I'm practically twitching from withdrawal...best stuff from the last day:
The Poorman on playing poker with Dick Cheney.
Jack O'Toole on facile Clinton-bashing.
Seymour Hersh's latest, on Israel and the Kurds.
Slate on the Dylan and the poets debate.
Matt Yglesias with more on ties/connections/collaboration and implicature.
Bah! The site is being moved to a new (please god, more reliable) server by my hosting provider. Bloggers, no new posts please, and commenters, no new comments please. We should be back to normal early on the morning of the 22nd. I'll update this post when it's ok to post/comment. Sorry, and thanks.
P.S. When the site is down, you can reach me at email@example.com.
NOT YET: Just asked them what was going on. They're still transferring files to the new server. A few hours to go yet.
AT LAST: Back in business. Feel free to post/comment.

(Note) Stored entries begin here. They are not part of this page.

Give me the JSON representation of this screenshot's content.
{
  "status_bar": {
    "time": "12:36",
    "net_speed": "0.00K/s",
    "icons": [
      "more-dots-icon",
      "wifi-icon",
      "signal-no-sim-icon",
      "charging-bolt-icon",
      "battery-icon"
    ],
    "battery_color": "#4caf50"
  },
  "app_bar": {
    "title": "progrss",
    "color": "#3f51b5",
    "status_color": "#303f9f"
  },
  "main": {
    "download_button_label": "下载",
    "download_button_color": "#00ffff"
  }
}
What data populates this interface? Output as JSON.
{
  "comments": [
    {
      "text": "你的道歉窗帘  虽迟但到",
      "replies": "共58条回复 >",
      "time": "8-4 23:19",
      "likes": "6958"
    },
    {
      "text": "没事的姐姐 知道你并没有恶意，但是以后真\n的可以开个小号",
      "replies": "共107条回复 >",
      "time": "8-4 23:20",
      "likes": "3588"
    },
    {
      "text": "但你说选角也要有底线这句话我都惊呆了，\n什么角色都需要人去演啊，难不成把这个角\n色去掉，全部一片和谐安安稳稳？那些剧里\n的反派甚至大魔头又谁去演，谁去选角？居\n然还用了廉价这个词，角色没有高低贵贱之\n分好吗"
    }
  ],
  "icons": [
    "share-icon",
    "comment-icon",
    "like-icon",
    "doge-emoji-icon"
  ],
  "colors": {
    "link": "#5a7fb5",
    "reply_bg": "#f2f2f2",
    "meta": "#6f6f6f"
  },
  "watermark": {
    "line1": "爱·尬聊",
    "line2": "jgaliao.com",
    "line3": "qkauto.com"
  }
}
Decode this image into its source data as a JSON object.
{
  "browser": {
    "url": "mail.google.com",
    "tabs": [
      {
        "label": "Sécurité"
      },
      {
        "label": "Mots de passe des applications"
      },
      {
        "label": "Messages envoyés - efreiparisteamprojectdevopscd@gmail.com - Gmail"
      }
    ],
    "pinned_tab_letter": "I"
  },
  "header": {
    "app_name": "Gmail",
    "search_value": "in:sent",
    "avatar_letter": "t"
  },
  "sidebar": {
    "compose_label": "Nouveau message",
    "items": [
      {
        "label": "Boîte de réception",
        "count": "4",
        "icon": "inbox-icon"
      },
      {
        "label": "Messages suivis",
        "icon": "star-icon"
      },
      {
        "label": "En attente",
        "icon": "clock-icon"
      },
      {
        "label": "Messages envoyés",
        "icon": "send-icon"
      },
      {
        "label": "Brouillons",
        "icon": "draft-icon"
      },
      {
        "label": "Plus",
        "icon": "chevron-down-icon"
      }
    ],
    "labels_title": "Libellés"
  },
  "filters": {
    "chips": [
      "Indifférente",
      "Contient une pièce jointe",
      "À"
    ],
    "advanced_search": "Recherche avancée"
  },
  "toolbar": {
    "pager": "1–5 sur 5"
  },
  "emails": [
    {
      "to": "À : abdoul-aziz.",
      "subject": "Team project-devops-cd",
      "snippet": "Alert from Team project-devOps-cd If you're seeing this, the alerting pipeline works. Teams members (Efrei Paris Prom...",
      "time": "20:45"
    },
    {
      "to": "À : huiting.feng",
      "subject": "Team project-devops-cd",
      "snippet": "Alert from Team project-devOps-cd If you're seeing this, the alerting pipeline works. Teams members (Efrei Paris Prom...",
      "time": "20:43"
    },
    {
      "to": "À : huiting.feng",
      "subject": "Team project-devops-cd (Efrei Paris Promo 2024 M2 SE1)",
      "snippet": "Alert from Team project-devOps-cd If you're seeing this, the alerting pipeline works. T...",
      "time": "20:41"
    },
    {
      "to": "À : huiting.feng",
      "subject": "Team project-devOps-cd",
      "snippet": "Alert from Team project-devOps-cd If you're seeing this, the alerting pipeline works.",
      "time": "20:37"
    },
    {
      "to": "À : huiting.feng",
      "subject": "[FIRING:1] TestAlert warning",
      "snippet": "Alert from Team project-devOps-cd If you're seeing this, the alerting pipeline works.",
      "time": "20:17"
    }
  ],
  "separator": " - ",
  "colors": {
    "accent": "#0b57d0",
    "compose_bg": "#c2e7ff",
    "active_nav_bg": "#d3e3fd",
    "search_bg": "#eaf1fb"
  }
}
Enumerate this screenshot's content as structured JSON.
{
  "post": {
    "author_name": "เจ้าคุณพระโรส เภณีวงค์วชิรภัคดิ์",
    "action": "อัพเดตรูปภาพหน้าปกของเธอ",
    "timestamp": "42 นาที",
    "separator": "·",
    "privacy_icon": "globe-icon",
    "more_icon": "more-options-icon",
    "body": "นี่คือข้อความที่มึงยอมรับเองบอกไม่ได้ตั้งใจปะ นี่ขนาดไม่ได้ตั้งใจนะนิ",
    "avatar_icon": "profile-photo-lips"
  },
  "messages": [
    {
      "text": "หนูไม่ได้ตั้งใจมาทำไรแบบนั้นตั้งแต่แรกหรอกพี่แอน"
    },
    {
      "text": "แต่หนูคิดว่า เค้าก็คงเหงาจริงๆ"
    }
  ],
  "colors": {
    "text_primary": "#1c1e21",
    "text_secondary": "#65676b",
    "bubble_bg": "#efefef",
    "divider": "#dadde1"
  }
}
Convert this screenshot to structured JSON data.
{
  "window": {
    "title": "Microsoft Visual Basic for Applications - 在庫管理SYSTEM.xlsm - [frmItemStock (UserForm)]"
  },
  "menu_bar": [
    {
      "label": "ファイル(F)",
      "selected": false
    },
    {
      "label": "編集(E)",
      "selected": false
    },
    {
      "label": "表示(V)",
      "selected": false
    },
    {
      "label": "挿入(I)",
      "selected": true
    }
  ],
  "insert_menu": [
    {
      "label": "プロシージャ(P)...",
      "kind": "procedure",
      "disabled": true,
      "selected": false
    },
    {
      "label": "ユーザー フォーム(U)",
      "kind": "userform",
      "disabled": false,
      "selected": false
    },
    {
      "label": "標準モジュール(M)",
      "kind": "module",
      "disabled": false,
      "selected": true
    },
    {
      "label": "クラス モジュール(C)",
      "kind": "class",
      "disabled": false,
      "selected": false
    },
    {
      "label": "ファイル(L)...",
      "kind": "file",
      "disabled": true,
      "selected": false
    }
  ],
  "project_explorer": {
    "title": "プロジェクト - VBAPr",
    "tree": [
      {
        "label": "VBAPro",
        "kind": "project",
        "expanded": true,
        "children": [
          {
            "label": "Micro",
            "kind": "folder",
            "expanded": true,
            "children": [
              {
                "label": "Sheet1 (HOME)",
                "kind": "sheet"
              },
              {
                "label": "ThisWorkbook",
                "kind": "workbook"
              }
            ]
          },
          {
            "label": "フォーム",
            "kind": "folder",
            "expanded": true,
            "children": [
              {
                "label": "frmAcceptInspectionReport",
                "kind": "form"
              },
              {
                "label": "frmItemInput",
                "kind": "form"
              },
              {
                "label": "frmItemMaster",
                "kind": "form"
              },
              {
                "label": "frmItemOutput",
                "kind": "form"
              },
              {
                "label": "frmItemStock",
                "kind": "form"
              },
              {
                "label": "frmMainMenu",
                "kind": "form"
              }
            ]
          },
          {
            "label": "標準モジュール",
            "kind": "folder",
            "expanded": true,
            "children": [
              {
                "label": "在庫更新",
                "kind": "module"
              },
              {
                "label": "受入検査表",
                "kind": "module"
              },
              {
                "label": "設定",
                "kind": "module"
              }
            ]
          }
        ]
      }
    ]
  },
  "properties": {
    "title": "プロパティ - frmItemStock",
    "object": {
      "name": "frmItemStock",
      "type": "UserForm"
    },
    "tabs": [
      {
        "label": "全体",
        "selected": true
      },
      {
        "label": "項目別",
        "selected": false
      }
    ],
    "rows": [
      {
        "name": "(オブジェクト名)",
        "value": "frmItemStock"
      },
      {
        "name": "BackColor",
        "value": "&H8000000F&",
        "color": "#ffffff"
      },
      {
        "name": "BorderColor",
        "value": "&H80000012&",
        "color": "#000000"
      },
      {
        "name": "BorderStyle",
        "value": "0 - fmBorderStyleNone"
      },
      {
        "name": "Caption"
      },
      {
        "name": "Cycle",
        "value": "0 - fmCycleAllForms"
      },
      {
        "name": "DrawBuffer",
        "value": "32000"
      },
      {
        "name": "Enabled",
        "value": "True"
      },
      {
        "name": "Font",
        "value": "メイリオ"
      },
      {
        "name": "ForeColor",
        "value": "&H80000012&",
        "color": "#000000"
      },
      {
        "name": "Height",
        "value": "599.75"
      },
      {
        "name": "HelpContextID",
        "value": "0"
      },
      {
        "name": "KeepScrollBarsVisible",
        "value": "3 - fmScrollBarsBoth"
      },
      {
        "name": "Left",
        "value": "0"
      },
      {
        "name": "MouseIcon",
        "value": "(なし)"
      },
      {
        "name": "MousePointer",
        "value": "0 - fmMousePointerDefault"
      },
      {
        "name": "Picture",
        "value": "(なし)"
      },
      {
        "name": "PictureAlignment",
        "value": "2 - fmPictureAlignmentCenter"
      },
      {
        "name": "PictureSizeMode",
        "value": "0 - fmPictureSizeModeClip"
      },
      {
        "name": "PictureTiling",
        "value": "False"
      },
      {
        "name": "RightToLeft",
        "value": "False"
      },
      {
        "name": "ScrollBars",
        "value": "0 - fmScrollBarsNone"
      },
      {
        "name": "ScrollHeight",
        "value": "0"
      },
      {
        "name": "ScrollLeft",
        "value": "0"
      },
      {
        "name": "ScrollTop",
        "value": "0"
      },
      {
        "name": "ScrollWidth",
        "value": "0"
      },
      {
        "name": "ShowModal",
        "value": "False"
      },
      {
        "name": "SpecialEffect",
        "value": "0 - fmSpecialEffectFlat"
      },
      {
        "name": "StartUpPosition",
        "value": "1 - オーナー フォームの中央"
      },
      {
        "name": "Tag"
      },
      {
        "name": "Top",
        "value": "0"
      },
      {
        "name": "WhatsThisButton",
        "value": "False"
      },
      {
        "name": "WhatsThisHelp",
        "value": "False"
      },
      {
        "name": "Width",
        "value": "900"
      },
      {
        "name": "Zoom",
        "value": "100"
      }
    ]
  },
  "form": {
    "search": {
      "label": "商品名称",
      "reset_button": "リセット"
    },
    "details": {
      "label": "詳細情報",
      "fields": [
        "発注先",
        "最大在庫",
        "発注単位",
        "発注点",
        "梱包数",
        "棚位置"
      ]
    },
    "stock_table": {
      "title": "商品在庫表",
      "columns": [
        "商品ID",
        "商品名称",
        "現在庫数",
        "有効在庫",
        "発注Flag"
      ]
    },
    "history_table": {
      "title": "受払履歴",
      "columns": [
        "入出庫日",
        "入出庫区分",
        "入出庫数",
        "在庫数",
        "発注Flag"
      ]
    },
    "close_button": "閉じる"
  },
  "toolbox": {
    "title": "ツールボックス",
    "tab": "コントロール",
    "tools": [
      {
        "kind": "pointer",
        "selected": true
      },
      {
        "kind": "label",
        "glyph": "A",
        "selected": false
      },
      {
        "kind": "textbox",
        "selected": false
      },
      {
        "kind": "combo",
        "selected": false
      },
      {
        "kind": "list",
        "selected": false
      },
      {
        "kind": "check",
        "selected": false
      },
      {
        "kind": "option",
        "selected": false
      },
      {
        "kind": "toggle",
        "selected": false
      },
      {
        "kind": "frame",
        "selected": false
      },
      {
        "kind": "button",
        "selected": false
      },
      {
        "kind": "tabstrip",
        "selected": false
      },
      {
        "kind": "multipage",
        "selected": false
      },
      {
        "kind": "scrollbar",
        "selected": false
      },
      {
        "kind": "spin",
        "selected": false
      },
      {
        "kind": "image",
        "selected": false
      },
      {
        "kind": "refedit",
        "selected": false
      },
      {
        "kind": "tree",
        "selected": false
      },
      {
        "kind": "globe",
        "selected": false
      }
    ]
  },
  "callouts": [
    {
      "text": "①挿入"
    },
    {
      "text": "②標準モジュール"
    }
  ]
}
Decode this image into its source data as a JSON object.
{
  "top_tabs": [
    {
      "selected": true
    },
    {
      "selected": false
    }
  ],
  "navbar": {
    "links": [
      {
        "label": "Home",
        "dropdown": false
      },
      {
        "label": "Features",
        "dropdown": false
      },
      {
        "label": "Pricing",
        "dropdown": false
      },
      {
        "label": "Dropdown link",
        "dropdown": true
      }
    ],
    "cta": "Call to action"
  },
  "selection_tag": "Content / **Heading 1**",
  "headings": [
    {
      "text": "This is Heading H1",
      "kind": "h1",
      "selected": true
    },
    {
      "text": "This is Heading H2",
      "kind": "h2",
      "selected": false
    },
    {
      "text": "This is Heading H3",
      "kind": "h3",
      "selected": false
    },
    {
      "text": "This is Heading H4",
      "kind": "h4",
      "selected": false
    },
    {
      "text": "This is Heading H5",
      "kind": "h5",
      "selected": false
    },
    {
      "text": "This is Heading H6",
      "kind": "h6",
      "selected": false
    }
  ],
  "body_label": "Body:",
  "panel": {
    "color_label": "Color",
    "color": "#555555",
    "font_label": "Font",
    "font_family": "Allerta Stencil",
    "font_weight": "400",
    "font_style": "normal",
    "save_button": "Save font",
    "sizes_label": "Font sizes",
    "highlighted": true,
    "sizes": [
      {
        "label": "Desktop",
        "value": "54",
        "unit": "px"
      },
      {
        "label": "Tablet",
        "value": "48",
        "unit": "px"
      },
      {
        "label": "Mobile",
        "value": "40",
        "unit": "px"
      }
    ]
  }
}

To lead the effort, Moore has hired Chris Lehane and Mark Fabiani, former political advisers to Bill Clinton and Al Gore. "Employing the Clinton strategy of '92, we will allow no attack on this film to go without a response immediately," Moore said recently. "And we will go after anyone who slanders me or my work, and we will do it without mercy. And when you think ‘without mercy,' you think Chris Lehane."I've noted a couple of Lehane's stupidities here before, and if you've ever seen the guy on television (please, Michael, keep him off the television) you know that even when you completely agree with him, you still want to strangle the guy. My hope is that Moore's narcissism will be sufficient to keep Lehane from appearing at all in public to defend the film. Do it all yourself, Michael! Please...
I can't watch two minutes of TV without seeing an ad for low-carb beer. Seriously, does anyone drink this stuff? I don't understand: If you want to drink, but don't want a lot of calories, why not drink something really yummy, like a nice scotch, or a good vodka, or a gin and tonic? Is there some sort of social pressure to have a beer and only a beer in your hand at social events?
On a tangentially related topic (as in, watching ESPN makes me think of these things), this ankle brace works as advertised.